L’enregistrement d’une conversation entre deux hommes, présentés comme étant le Premier ministre turc, Recep Tayyip Erdogan, et son fils, évoquant la dissimulation de fortes sommes d’argent, fait scandale en Turquie.
La rivalité entre le prédicateur Fethullah Gülen et le Premier ministre turc Recep Tayyip Erdogan prend la tournure d’une affaire d’État. Quelques heures après des révélations fracassantes, lundi 24 février, sur un système d’écoutes téléphoniques mis en place par la confrérie Gülen, via des magistrats et des policiers proches du prédicateur, une nouvelle vidéo fait scandale.
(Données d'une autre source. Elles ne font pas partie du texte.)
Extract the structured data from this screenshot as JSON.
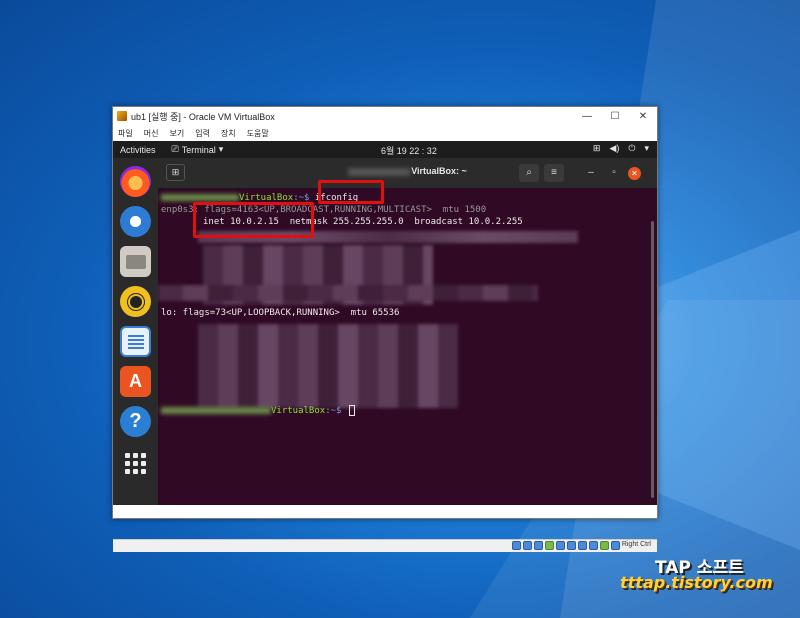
{
  "window": {
    "title": "ub1 [실행 중] - Oracle VM VirtualBox",
    "controls": {
      "minimize": "—",
      "maximize": "☐",
      "close": "✕"
    }
  },
  "menubar": {
    "items": [
      "파일",
      "머신",
      "보기",
      "입력",
      "장치",
      "도움말"
    ]
  },
  "gnome_topbar": {
    "activities": "Activities",
    "app_menu": "Terminal",
    "clock": "6월 19  22 : 32"
  },
  "dock": {
    "icons": [
      "firefox-icon",
      "thunderbird-icon",
      "files-icon",
      "rhythmbox-icon",
      "libreoffice-writer-icon",
      "ubuntu-software-icon",
      "help-icon",
      "show-apps-icon"
    ]
  },
  "terminal": {
    "title_suffix": "VirtualBox: ~",
    "prompt_host": "VirtualBox",
    "prompt_tail": ":~$ ",
    "command": "ifconfig",
    "iface1_prefix": "enp0s3: flags",
    "iface1_flags": "=4163<UP,BROADCAST,RUNNING,MULTICAST>  mtu 1500",
    "inet_line": "inet 10.0.2.15  netmask 255.255.255.0  broadcast 10.0.2.255",
    "lo_line": "lo: flags=73<UP,LOOPBACK,RUNNING>  mtu 65536",
    "final_prompt_host": "VirtualBox",
    "final_prompt_tail": ":~$ "
  },
  "status_bar": {
    "right_ctrl": "Right Ctrl"
  },
  "watermark": {
    "line1": "TAP 소프트",
    "line2": "tttap.tistory.com"
  },
  "colors": {
    "terminal_bg": "#300a24",
    "highlight": "#e01010",
    "ubuntu_orange": "#e95420"
  }
}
Celle-ci, postée sur Youtube, est présentée comme l’enregistrement d’une conversation entre le chef du gouvernement turc et son fils.
Sur cette
vidéo, dont l'authenticité n'a pas été confirmée de source indépendante, l’un des interlocuteurs, présenté comme étant Recep Tayyip Erdogan, demande à un autre homme, qui serait son fils aîné Bilal, de réunir d'autres membres de la famille pour faire disparaître immédiatement plusieurs millions d'euros et de dollars dissimulés aux domiciles de proches.
Le pouvoir a immédiatement réagi en dénonçant, dans un communiqué émanant du cabinet du Premier ministre "le produit immoral d’un montage complètement faux". Mardi 25 février, le chef du gouvernement a dénoncé des "attaques haineuses" qui "ne resteront pas impunies".
Face à ces accusations de corruption, l’opposition a appelé le chef du gouvernement et ses ministres à quitter ses fonctions. "Le gouvernement doit immédiatement démissionner, il a perdu toute légitimité. […] Le Premier ministre n’a pas un moment à perdre pour démissionner", a estimé Haluk Koç, l’un des vice-présidents de la principale force d’opposition, le Parti républicain du peuple (CHP), à l’issue d’une réunion d’urgence dans la nuit de lundi à mardi.
Écoutes téléphoniques
Lundi, deux journaux pro-gouvernementaux, le "
Star" et "
Yeni Safak", ont révélé un vaste scandale d’écoutes téléphoniques visant des membres du gouvernement, des journalistes et des hommes d’affaires. Les conversations de Recep Tayyip Erdogan, de Efkan Ala, le ministre de l’Intérieur, et de Hakan Fidan, le chef des services secrets turcs, auraient notamment, selon ces deux quotidiens, été enregistrées depuis 2011. En tout, assurent les journaux, près de 7000 personnes auraient été placées sur écoute.
Le "Star" et "Yeni Safak" ont pointé du doigt la responsabilité de deux procureurs dans ces affaires. L’un des deux, Adnan Cimen, a catégoriquement nié avoir donné l’ordre de mettre ces personnalités sur écoute. "Ces allégations sont dénuées de tout fondement. Aucune opération illégale n’a été ordonnée", a-t-il déclaré, mardi, dans les colonnes du journal "
Milliyet".
Depuis la révélation mi-décembre d'
enquêtes anti-corruption visant des dizaines de
proches du pouvoir, Recep Tayyip Erdogan accuse la confrérie Gülen, autrefois son alliée, de manipuler ces dossiers dans le but de le déstabiliser à la veille des élections municipales du 30 mars et présidentielle d'août 2014. Des accusations que les proches de Fethullah Gülen démentent.
Purges dans la police et la justice
Le gouvernement est même allé jusqu’à taxer l’organisation de Fethullah Gülen de "structure parallèle" pour définir le réseau de sympathisants du prédicateur au sein de l’administration turque. L’accusation provoque quelques questionnements en Turquie : "Comment un gouvernement tel que celui d’Erdogan, qui dirige le pays depuis presque 12 ans, a pu ne pas détecter plus tôt cette organisation si bien organisée en son sein ?", s’interroge ainsi, le 25 février, Murat Yetkin, rédacteur en chef de la version anglophone du journal indépendant
Hurryiet.
Depuis, le pouvoir a procédé à des purges massives dans les rangs de la police et des magistrats. Au grand dam de l’opposition et des ONG de défense des droits de l’Homme, le gouvernement a parallèlement fait adopter deux lois destinées à renforcer le contrôle d’Internet et de la justice.